Epidemiological Genomics of Klebsiella pneumoniae isolates from hospitals across Colombia

Abstract

Klebsiella pneumoniae is one of the most important nosocomial pathogens worldwide. In Colombia, K. pneumoniae has been identified as the second most frequent microbial etiologic agent of healthcare-associated infections. We conducted a prospective local study of 335 K. pneumoniae isolates in 26 nationwide hospitals from 2020 to 2021. We found that the spread of carbapenem resistance was mediated by successful clones belonging to sequence types (ST) such as ST11, ST1082, and ST307, related to intra-hospital infections. We observed that bla_KPC remains the primary resistance mechanism to carbapenems and that, unlike other countries, ST11 strains commonly carry bla_KPC-3. We identified the recent introduction and circulation of new sequence types with different resistance mechanisms and hypervirulence. Besides, we detected possible transmission events closely linked to carbapenemase-carrying strains, mainly in intensive care units. This study helps us understand how K. pneumoniae disseminates in Colombian hospitals and where to direct effective intervention measures.

Fig. 1. Characteristics of K. pneumoniae clinical isolates recovered from the 26 participating institutions.

a Frequency of CRKP (red) and CSKP (blue) isolates in different sample sources (b) and by hospital unit. c Age and gender distribution of patients from whom CRKP and CSKP were isolated. Dots indicate individual patients. d Relative frequency of phenotypic resistance by drug. (AMK amikacin, CAZ ceftazidime, CIP ciprofloxacin, COL colistin, CRO ceftriaxone, DOR doripenem, ETP ertapenem, FEP cefepime, FOX cefoxitin, GEN gentamicin, IPM imipenem, MEM meropenem, SAM ampicillin-sulbactam, TGC tigecycline, TZP tazobactam-piperacillin).

Fig. 2. Phylogenetic tree, STs, and replicons found in the dataset.
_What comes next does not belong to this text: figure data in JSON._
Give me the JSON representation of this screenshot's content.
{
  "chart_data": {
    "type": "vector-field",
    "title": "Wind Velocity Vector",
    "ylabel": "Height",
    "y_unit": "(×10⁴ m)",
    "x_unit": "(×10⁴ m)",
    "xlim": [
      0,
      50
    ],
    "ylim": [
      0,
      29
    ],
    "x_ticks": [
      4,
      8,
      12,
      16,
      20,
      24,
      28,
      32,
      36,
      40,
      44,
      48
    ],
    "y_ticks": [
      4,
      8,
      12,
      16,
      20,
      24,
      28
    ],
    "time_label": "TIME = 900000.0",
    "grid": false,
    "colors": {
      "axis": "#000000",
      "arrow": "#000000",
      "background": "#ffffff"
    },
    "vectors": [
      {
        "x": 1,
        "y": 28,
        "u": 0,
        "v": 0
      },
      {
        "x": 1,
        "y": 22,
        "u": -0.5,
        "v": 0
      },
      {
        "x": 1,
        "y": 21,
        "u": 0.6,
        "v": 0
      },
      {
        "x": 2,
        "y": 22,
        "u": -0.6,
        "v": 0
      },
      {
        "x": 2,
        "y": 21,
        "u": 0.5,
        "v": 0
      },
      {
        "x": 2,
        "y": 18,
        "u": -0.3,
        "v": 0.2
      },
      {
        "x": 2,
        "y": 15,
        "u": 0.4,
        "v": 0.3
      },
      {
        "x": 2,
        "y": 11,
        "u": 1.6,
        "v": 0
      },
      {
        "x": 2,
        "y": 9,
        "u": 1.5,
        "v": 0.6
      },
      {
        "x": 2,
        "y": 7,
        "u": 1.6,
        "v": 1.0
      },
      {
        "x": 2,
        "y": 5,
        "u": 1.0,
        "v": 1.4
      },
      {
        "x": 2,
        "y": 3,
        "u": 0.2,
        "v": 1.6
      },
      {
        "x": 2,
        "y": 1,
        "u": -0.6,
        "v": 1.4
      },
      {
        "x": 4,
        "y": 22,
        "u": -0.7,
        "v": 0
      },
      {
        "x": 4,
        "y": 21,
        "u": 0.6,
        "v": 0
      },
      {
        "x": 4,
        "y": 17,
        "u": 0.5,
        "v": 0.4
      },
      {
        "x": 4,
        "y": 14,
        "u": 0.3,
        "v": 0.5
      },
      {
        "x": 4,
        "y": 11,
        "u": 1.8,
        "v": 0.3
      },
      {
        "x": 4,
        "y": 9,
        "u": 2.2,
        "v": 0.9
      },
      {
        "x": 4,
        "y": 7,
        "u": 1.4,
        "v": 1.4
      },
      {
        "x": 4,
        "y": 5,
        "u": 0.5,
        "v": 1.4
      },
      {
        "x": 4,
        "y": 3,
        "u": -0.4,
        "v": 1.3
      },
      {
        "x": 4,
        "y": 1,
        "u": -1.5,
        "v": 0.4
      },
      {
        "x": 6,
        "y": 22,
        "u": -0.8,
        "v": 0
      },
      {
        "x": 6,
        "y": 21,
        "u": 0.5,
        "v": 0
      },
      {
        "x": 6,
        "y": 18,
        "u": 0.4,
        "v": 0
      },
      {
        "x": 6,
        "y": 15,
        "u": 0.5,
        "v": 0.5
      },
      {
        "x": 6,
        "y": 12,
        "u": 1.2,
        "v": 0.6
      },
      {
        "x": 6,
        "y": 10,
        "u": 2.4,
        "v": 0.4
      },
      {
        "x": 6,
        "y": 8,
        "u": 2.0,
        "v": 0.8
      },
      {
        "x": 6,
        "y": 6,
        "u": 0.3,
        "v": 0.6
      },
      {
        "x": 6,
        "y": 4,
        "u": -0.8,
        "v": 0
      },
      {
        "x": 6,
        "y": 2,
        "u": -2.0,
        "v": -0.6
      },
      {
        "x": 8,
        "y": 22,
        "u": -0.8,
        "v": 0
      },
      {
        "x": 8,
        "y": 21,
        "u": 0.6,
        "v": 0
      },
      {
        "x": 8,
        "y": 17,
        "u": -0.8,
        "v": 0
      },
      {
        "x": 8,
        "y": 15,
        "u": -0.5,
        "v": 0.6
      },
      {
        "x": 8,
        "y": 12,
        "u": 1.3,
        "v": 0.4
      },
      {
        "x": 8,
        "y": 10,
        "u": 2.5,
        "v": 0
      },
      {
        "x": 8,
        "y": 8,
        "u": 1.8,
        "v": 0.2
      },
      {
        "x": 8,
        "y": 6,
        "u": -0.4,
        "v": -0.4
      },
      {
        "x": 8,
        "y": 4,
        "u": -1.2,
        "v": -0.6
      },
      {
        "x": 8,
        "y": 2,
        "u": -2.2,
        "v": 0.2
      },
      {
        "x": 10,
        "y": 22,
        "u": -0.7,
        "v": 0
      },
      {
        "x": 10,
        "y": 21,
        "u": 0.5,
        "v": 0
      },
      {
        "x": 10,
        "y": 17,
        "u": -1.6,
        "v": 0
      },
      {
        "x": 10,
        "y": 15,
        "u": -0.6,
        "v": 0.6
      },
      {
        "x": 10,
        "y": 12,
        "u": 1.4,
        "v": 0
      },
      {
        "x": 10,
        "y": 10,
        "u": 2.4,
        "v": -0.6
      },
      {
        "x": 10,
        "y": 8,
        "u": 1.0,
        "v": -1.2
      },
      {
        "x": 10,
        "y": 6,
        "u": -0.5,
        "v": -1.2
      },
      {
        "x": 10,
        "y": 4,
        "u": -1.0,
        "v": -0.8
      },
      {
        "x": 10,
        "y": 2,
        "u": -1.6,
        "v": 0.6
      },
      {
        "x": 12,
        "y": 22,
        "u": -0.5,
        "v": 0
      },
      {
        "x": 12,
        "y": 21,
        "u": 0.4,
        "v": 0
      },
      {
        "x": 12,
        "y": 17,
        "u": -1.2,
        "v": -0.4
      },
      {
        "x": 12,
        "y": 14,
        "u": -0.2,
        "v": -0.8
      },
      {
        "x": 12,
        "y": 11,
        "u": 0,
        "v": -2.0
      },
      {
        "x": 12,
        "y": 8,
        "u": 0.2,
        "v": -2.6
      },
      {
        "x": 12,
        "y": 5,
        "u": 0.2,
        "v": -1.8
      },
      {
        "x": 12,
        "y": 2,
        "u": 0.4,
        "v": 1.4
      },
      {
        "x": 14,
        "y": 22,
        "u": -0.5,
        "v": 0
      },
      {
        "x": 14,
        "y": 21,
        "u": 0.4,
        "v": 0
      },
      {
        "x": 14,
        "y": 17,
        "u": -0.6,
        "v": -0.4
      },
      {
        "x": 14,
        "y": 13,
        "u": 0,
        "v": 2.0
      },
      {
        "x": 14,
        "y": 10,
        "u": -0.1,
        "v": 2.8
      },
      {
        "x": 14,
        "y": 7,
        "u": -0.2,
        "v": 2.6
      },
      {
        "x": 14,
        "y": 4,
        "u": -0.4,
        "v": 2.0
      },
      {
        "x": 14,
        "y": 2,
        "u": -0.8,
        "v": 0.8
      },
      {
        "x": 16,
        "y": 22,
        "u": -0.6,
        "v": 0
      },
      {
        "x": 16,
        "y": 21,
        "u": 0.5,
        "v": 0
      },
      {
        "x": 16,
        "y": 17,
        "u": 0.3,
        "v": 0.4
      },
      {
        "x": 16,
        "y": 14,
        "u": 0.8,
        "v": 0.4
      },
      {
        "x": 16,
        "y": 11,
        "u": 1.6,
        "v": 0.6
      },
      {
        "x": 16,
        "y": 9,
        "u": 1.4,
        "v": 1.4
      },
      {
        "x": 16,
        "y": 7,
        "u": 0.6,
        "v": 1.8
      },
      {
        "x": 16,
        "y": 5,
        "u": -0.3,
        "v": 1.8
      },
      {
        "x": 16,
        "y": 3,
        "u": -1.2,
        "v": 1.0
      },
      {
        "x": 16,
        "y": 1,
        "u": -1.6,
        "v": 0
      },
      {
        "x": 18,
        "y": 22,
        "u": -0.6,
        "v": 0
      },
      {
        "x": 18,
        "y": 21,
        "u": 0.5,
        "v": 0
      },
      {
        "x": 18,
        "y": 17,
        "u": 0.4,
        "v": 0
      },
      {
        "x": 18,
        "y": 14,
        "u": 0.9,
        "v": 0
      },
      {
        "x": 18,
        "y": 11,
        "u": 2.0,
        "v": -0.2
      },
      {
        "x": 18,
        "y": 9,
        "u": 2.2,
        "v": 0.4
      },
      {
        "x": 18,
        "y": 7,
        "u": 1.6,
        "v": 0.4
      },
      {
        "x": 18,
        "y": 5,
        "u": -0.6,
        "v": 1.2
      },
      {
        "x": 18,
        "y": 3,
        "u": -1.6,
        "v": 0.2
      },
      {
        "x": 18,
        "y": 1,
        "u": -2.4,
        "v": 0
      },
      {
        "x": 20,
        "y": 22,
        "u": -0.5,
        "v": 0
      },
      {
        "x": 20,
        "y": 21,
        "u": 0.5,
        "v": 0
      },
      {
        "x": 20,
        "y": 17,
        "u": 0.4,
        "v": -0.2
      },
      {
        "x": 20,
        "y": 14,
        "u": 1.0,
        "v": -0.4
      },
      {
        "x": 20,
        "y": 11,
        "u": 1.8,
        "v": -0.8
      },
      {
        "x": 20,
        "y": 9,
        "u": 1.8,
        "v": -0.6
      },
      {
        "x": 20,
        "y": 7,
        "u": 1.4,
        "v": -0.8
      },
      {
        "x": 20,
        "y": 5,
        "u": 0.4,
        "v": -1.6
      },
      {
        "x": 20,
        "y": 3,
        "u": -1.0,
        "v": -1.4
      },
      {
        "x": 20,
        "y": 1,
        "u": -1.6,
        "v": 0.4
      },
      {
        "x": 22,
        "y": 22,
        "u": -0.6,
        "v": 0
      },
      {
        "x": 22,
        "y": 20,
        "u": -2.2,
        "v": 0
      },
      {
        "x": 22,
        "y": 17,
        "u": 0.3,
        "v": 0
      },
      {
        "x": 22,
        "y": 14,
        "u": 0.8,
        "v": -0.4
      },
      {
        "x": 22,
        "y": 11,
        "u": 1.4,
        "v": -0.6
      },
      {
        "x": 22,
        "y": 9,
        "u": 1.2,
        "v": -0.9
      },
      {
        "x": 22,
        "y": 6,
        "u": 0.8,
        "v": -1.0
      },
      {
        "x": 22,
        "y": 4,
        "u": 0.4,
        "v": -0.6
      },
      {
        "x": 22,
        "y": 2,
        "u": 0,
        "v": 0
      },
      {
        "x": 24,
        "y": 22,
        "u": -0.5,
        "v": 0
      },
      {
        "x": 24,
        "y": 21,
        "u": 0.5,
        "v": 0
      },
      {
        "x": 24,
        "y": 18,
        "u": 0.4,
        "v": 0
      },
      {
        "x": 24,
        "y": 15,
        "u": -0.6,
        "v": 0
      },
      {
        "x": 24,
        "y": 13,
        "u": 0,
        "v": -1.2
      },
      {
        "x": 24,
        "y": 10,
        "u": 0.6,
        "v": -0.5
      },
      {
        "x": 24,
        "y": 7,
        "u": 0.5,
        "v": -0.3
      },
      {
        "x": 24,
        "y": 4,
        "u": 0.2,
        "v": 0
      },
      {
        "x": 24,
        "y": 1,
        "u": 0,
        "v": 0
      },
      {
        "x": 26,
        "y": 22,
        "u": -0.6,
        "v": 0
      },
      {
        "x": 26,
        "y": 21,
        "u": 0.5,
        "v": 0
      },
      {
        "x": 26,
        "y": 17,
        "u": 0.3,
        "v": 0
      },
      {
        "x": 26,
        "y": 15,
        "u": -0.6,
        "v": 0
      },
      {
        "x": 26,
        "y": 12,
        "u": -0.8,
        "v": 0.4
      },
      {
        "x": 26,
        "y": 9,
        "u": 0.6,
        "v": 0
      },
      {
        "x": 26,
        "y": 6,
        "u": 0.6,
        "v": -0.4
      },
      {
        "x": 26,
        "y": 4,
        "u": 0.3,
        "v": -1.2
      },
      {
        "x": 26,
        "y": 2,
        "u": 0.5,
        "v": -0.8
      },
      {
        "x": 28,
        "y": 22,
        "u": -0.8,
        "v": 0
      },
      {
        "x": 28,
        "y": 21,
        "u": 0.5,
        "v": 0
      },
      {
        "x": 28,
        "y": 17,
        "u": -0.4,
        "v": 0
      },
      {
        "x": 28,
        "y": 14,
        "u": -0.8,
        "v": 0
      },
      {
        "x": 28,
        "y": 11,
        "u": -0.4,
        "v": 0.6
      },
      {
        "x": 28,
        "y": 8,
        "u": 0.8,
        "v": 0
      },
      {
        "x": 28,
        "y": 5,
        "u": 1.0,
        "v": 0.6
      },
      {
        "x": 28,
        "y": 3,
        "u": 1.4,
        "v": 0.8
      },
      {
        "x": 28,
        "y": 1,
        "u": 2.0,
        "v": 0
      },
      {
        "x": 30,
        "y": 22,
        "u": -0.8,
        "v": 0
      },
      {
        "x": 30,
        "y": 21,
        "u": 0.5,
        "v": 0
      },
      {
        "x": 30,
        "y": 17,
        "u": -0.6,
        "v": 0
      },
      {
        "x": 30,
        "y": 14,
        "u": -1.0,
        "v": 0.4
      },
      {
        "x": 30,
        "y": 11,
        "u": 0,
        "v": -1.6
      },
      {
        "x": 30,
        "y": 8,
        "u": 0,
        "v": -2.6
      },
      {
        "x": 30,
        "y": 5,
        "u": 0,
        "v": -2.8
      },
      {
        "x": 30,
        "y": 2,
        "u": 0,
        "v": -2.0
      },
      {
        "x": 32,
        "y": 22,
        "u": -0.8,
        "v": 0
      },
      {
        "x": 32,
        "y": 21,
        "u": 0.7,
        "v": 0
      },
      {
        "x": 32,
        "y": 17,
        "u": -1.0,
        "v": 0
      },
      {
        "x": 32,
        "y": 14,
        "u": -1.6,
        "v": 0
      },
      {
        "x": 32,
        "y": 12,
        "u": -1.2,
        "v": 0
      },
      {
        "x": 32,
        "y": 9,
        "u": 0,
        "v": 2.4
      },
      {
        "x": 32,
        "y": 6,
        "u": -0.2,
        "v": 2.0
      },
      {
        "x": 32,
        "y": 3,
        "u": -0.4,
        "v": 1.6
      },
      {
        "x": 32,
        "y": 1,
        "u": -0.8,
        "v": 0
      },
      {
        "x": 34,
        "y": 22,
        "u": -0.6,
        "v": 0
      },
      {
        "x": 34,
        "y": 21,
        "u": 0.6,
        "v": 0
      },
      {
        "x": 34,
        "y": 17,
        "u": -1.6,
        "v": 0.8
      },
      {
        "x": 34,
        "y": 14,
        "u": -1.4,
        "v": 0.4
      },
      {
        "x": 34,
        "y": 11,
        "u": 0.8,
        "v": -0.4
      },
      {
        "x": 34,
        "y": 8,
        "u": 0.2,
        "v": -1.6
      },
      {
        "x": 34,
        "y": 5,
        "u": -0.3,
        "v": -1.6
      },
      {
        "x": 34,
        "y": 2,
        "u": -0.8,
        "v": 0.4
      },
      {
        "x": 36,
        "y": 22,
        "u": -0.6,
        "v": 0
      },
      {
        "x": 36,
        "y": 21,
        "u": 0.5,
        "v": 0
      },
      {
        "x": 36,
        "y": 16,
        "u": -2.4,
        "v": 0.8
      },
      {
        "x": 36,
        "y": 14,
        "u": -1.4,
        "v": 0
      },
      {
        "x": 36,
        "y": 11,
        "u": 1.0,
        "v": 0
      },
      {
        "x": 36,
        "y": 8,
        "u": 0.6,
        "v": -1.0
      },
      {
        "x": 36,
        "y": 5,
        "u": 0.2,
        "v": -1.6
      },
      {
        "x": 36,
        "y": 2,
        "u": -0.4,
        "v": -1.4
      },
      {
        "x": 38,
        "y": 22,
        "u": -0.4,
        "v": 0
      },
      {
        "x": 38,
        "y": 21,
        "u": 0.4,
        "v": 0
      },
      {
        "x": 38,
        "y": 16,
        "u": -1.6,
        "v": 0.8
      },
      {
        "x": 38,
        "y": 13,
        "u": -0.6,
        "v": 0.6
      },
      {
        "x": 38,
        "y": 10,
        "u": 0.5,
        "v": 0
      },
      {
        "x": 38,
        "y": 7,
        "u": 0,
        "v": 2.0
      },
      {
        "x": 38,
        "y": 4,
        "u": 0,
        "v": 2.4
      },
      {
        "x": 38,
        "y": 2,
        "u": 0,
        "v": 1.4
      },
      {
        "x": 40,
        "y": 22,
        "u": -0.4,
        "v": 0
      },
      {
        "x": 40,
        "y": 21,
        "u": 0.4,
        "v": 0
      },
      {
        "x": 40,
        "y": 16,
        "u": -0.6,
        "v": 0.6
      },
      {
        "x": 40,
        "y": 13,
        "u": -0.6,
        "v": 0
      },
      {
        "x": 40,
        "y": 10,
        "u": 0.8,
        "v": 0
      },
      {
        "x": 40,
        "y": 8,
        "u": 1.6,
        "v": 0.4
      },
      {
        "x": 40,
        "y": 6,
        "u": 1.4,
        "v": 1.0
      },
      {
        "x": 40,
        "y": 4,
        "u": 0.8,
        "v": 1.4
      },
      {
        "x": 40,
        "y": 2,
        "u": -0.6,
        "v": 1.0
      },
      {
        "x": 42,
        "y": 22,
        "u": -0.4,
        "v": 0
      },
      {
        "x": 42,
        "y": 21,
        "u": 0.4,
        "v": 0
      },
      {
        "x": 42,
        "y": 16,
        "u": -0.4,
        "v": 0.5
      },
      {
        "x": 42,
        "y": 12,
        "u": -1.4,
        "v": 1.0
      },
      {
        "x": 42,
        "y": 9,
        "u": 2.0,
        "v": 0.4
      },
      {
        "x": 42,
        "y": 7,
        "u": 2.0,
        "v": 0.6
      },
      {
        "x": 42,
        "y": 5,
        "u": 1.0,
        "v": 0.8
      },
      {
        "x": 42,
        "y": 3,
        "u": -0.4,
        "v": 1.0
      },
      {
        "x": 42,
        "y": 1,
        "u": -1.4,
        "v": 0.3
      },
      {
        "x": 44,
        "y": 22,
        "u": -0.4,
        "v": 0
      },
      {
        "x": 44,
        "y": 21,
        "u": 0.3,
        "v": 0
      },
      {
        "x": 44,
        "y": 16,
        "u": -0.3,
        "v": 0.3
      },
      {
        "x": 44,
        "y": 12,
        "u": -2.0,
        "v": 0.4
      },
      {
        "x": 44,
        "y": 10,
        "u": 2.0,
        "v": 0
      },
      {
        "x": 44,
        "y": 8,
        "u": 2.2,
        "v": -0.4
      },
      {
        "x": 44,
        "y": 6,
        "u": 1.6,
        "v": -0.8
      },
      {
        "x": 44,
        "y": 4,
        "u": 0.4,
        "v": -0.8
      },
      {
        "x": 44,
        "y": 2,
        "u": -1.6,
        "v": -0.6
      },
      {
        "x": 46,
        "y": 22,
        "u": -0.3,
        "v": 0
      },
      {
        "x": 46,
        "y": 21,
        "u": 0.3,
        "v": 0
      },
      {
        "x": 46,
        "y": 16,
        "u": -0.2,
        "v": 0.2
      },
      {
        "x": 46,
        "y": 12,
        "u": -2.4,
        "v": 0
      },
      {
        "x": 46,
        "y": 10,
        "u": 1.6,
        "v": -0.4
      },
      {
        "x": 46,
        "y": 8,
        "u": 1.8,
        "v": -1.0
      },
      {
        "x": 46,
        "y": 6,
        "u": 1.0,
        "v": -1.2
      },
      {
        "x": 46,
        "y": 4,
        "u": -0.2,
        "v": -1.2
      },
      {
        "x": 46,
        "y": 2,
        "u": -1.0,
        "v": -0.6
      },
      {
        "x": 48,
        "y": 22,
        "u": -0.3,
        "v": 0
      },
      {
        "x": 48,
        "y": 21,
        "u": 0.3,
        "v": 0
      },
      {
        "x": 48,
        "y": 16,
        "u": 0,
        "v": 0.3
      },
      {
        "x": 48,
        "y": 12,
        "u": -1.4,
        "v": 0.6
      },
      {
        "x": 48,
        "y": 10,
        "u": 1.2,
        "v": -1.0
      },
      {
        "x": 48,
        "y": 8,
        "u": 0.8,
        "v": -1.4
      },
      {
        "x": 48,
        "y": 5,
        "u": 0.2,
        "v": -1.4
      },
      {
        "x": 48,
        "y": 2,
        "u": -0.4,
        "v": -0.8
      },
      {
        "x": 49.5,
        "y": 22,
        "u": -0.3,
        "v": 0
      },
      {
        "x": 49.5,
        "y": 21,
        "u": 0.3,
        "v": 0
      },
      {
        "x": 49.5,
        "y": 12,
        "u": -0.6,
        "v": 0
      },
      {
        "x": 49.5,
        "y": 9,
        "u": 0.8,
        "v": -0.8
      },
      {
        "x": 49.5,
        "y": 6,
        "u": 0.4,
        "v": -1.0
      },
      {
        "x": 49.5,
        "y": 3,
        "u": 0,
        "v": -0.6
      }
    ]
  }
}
The phylogenetic tree includes all the isolates (n = 335) with the ten most abundant CGs, the main STs of epidemiological clinical interest within each CG. Highlighted groups in the tree correspond to the most frequent STs. Terminal nodes are colored as resistant (CRKP) or susceptible (CSKP), correspondingly. Aligned we show the replicons found in the different isolates. The tree was organized by midpoint root in descending order.

Fig. 3. Percentage of Beta-lactamase genes, by resistance and subgroup classification.

The figure includes the complete list of beta-lactamase genes detected in the study. Subgroups formed by functional properties according to the Bush classification: 2b, 2 d. Capacity to hydrolyze penicillinases, 2be: extended-spectrum beta-lactamases, 2br: inhibitor-resistant beta-lactamases. Bar-length describes the percentage of a total of 160 CRKP (red) or 175 CSKP (green). Classification based on 10.1093/jac/dkaa513; 10.3389/fmicb.2016.01374.

Fig. 4. PTGs – Possible transmission groups.

Each dot represents an isolate (n = 335), and the color corresponds to the hospital (H) it was isolated. Dots were assembled in space using a force-directed network that linked dots with less than 25 SNPs closer to PTGs and rearranged the layout by hospitals and city. PTGs are represented by rhomboids colored by resistance. Balloons represent each city and are colored accordingly. Most PTGs are of two or three isolates that share identical or nearly identical AMR genes (data not shown). PTGs shared between cities could not be traced to unveil the underlying transmission mechanism, which could be geographical, patient-transfer, or others. H1: Hospital 1, H2: Hospital 2, H3: Hospital 3, H4: Hospital 4, H5: Hospital 5, H6: Hospital 6, H7: Hospital 7, H8: Hospital 8, H9: H9, H10: Hospital 10, H11: Hospital 11, H12: Hospital 13, H14: Hospital 14, H15: Hospital 16, H17: Hospital 17, H18: Hospital 18, H19: Hospital 19, H20: Hospital 20, H21: Hospital 21, H22: Hospital 22, H23: Hospital 23, H24: Hospital 24, H25: Hospital 25, H26: Hospital 26.